Palingseru.com – Pada Senin, 14 Oktober 2019 kemarin, warga Kelurahan Oebufu, Kecamatan Oebobo, Kota Kupang, Nusa Tenggara Timur (NTT) dihebohkan dengan penemuan jasad YYS (14), siswa SMP dengan posisi tergantung tali nilon berwarna biru.

Jasad YYS pertama kali ditemukan oleh seorang tetangganya bernama Kristofel Key (57), yang saat itu sedang memberi makan kambing-kambing ternaknya yang terikat di depan rumah korban.

“Pada saat itu, saksi (Kristofel) mencium aroma busuk dan melihat banyak lalat di balik kaca rumah. Saksi lalu mengintip dari kaca jendela dan melihat orang dalam posisi tergantung di dalam rumah,” terang Kapolsek Oebobo Kompol Ketut Saba.

Penemuan jasad ini kemudian dilaporkan oleh saksi ke Bhabinkamtibmas Kelurahan Tuak Daun Merah yang tinggal dekat lokasi kejadian.

Sementara itu, di lokasi kejadian, aparat kepolisian menemukan sebuah buku tulis yang terdapat tulisan surat wasiat korban.

Di surat inilah pula, terungkap penyebab YSS nekat mengakhiri hidupnya.

Seperti dilansir Kompas.com, YSS tak mampu mewujudkan dua tujuan hidupnya,  yaitu menyelesaikan pendidikan hingga ke jenjang SMA dan membunuh ayahnya, Antonius Sinaga, yang kini tengah mendekam di Lembaga Permasyarakatan Penfui Kupang akibat kasus pembunuhan.

Ya, pada tahun 2012, ayahnya telah membunuh ibunya. Inilah yang membuat YSS menyimpan dendam dan ingin membunuh ayahnya. Tapi hal itu tak kunjung terlaksana sehingga dia memutuskan untuk mengakhiri hidupnya sendiri.
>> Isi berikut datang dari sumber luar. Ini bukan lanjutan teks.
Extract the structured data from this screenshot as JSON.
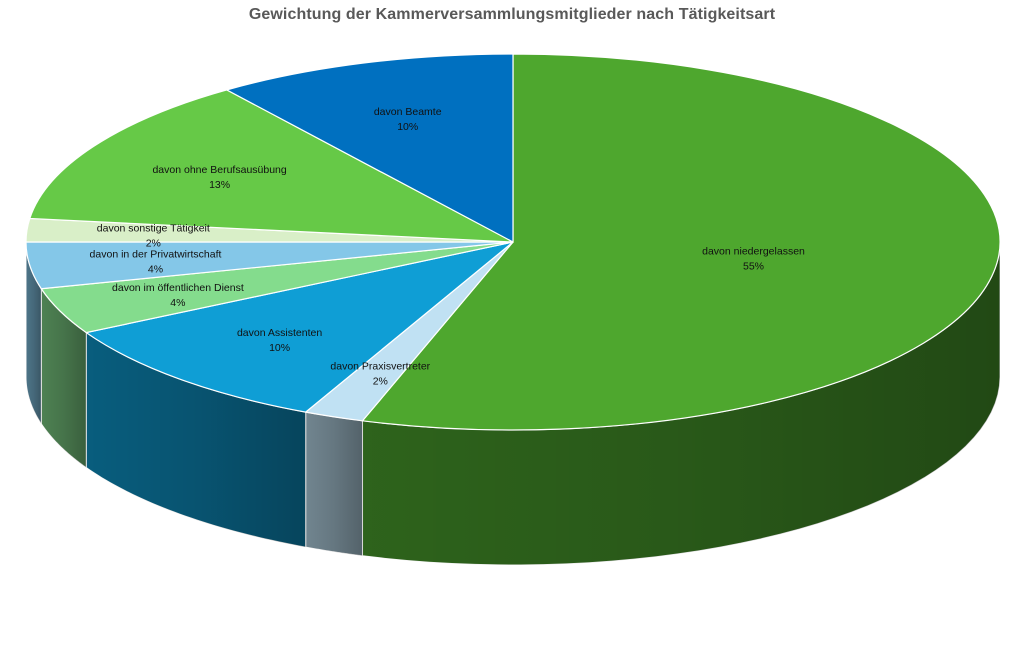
{
  "chart_data": {
    "type": "pie",
    "title": "Gewichtung der Kammerversammlungsmitglieder nach Tätigkeitsart",
    "slices": [
      {
        "label": "davon niedergelassen",
        "value": 55,
        "value_label": "55%",
        "color": "#4ea72e"
      },
      {
        "label": "davon Praxisvertreter",
        "value": 2,
        "value_label": "2%",
        "color": "#c0e1f3"
      },
      {
        "label": "davon Assistenten",
        "value": 10,
        "value_label": "10%",
        "color": "#0f9ed5"
      },
      {
        "label": "davon im öffentlichen Dienst",
        "value": 4,
        "value_label": "4%",
        "color": "#84dc8d"
      },
      {
        "label": "davon in der Privatwirtschaft",
        "value": 4,
        "value_label": "4%",
        "color": "#84c7e8"
      },
      {
        "label": "davon sonstige Tätigkeit",
        "value": 2,
        "value_label": "2%",
        "color": "#d9efc8"
      },
      {
        "label": "davon ohne Berufsausübung",
        "value": 13,
        "value_label": "13%",
        "color": "#66c947"
      },
      {
        "label": "davon Beamte",
        "value": 10,
        "value_label": "10%",
        "color": "#0070c0"
      }
    ],
    "style": "3d-pie",
    "legend": "none"
  }
}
“Surat tersebut ditinggalkan YSS dengan tujuan agar dapat dibaca oleh Antonius Sinaga,” kata Kapolsek.

“YSS juga meminta agar mayatnya tidak usah dimasukkan ke dalam peti, tetapi langsung saja dimasukkan ke dalam lubang kubur saja,” lanjut Kapolsek.